Elimination of a machine mounted inspiratory filter – If a bacterial viral filter is used between the circuit Wye and the patient, then an additional inspiratory filter between the machine and the inspiratory limb may not be necessary to protect the patient (so long as the machine is kept clean and an airway mounted filter and/or expiratory limb filter is used). That is a big “if,” and the use of an inspiratory limb filter at the circuit takeoff is to eliminate this chance of error.  

A single inspiratory filter setup (at the wye) has been suggested as an option in settings of severe shortage. This setup may create potential for error and subsequent contamination of the machine. Additionally, the use of one instead of two filters in series significantly decreased viral filtration efficiency. The impact on risk of viral contamination is unknown. 

Expiratory limb filter extended use (i.e. not changing between patients) has been suggested by some as an option if severe shortage is faced and appropriate bacterial viral filter is used at the patient. APSF

• Filters may be placed at the air intake, inspiratory limb, patient Wye, expiratory limb and/or exhaust port, however, placement at each of these sites does not provide equivalent function.  (Video of filter placement location)
• Ideally a two filter setup should be used (Anesthesia Patient Safety Foundation):  
  • Inspiratory/Patient filter: the first filter should be placed between the circuit Wye connector and the patient and achieves two things: 1) protects the ventilator and the room from exhaled gases from an infected patient, 2) protects a non-infected patient from a possibly contaminated ventilator. If using an active heat and humidification system, then this should be a bacterial viral filter (not an HME). If not using active heat and humidification, then this should be an HMEF or a bacterial viral filter in series with an HME (HME should be between endotracheal tube and B/V filter). In a dual-limb ICU ventilator, the inspiratory bacterial viral filter may be placed on the inspiratory limb at the takeoff from the ventilator.
  • Expiratory filter: A second bacterial viral filter is recommended on the exhalation limb before the exhalation valve, to protect the room environment and healthcare staff from stray particles (and to protect the device in a dual limb circuit setup).    
• Placement of filters between the circuit Wye and the patient’s endotracheal tube can add significant deadspace to the circuit, especially for pediatric patients.

Click here to download high resolution version of the images below

Moisture present in patients’ lungs is rapidly lost at high breathing rates.

When breathing dry air, cilia stop functioning properly (in a matter of hours – Hirsch et al J Appl Physio 1975).
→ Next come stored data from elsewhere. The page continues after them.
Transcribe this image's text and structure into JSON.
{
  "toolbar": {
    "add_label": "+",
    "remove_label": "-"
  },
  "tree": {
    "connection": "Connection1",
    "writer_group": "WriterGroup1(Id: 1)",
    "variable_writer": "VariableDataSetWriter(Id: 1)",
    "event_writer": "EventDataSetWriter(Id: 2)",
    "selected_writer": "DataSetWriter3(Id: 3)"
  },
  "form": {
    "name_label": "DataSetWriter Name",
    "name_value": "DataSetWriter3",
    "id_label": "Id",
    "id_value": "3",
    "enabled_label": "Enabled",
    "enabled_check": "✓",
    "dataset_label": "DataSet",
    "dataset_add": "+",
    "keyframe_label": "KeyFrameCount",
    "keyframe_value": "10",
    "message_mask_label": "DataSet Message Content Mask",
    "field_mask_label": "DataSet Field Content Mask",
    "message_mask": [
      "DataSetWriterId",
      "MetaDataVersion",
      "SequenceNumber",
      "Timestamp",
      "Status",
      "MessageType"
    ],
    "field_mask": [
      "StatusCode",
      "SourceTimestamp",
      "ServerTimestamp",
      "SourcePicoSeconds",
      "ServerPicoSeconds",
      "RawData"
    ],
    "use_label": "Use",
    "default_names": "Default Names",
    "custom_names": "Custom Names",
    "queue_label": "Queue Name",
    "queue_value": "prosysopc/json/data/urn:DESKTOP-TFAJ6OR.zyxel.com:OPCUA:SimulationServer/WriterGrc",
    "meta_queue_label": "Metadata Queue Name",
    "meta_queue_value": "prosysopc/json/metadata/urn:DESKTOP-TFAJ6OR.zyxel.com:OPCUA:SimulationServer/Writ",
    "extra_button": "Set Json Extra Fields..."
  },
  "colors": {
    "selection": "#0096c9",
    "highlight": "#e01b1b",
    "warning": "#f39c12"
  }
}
When the moisture level becomes low, mucous in the patient’s lungs can become thick and hard, and quickly block the patient’s airways, or the endotracheal tube, stopping airflow. 

Additionally, heat is rapidly lost to non-humidified air.

Relatively simpler devices (e.g. transport ventilators) ’sense’ oxygen input as the presence of a high pressure inlet gas – but does not measure actual oxygen concentration (FIO2). So long as the input pressure was adequate, many devices could not discern whether the concentration of oxygen input is adequate (i.e. 93-99%). 

The more sophisticated and newer ICU ventilators and anesthesia machines have internal O2 analyzers. If these devices are connected to a gas input that is of adequate pressure but low oxygen concentration, they may either alarm or not function properly. The alarm may have to be disabled but this will vary by manufacturer.  

In summary, if you connect a source of oxygen with low concentration, some ventilators may have no idea and not alarm, but other ventilators may sense this and not function properly or alarm (which you may or may not be able to disable).